Listing 9-24. Code for form validation.

Trapping the Submit Event

The form's destination (its action value) is an external Web page containing a server script to process the information submitted with the form. Normally, this page is called immediate when the submit button (<input type="submit">) is clicked. This submission, however, is contingent upon valid data being entered into the three data fields. Therefore, the form's submit event is trapped with an onsubmit event handler to interrupt submission and call the Validate() function to validate the form.


<form id="myForm" action="external page" method="post" onsubmit="return validate()" >

The format of the onsubmit handler indicates that the submission event is either true or false depending on the value returned from the Validate() function. That is, if onsubmit=true then the form is submitted; if onsubmit=false then the form is not submitted. Therefore, the validate() function must return one of these two values.

Returning Validation Results

The Validate() function is designed to return a true or false value depending on whether the form fields pass their validation tests. The function begins with a validation flag being set,


var isValid = true

indicating initially that the form is valid. If a test of a form field is not passed, then this flag is reset to false. At the end of the script this flag indicates whether all fields are valid (isValid remains true) or whether one of the fields caused the variable to be reset to false. The final statement in the script returns this flag value to the form's onsubmit handler,


return isValid

and the form is submitted to the action site, or not.

The above script can be generalized to serve as a model for writing form validation scripts. As shown below, the validation function sets a flag assuming the form is valid. If any field checks indicate invalid data, then the flag is set to false. At the end of the script, the flag is returned to the form's onsubmit handler to control submission of the form.
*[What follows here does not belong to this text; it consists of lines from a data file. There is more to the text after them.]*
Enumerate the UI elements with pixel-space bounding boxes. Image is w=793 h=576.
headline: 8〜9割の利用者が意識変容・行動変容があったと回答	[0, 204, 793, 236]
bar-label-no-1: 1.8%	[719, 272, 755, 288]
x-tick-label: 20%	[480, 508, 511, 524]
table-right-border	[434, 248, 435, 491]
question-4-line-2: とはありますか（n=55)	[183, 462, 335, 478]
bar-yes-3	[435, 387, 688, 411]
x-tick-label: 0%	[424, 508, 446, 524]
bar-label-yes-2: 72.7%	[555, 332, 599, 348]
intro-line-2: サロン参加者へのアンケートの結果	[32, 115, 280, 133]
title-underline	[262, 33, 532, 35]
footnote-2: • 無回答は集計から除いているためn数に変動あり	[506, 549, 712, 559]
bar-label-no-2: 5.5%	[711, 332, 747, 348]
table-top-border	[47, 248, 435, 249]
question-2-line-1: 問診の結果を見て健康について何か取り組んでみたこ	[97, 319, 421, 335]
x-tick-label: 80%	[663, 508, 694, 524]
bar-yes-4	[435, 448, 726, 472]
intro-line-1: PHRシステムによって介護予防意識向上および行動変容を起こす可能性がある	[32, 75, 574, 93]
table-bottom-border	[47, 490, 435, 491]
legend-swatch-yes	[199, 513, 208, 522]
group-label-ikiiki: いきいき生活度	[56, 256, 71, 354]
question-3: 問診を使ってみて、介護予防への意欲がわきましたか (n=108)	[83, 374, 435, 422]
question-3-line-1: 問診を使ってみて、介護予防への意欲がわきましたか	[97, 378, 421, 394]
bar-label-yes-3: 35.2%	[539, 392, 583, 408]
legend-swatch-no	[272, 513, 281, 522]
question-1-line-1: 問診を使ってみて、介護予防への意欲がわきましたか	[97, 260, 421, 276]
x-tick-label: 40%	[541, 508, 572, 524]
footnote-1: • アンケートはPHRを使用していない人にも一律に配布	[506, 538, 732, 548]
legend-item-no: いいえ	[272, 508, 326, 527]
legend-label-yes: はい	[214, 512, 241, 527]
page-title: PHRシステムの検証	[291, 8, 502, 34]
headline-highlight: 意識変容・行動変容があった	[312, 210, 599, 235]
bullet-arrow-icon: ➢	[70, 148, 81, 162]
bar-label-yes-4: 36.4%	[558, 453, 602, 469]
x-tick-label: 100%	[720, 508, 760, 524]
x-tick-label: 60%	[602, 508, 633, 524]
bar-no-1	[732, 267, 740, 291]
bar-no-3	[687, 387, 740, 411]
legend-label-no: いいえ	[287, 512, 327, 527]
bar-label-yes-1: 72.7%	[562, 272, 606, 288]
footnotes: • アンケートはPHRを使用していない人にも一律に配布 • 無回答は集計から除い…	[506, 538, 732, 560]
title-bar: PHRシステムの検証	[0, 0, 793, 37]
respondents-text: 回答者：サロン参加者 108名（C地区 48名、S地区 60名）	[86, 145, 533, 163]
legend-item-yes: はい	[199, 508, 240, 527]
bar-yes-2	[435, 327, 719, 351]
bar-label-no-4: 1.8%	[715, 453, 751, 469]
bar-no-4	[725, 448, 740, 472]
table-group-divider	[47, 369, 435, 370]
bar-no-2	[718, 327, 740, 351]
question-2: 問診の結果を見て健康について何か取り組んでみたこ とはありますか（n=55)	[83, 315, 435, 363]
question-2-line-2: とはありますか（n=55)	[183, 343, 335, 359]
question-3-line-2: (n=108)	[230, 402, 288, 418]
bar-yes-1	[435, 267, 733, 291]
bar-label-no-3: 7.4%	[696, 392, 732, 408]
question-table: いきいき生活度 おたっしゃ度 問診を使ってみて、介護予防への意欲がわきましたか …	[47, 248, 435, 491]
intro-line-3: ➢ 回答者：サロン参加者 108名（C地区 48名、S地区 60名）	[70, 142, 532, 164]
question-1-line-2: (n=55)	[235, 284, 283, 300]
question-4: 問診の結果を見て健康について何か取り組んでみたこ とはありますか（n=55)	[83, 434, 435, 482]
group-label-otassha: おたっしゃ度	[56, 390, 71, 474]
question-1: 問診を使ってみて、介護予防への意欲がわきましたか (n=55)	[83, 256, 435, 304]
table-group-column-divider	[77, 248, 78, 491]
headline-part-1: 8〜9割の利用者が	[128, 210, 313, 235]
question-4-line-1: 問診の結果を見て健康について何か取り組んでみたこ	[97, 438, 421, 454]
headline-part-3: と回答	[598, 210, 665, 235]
<script type="text/javascript">
function validate()
{
  var isValid = true;              // initialize flag = true

  if (field is invalid) {
    display error message;
    isValid = false;               // reset flag = false
  }

  if (field is invalid) {
    display error message;
    isValid = false;               // reset flag = false
  }

  ...

  return isValid;                  // return flag
}
</script>

Listing 9-25. General model for form validation.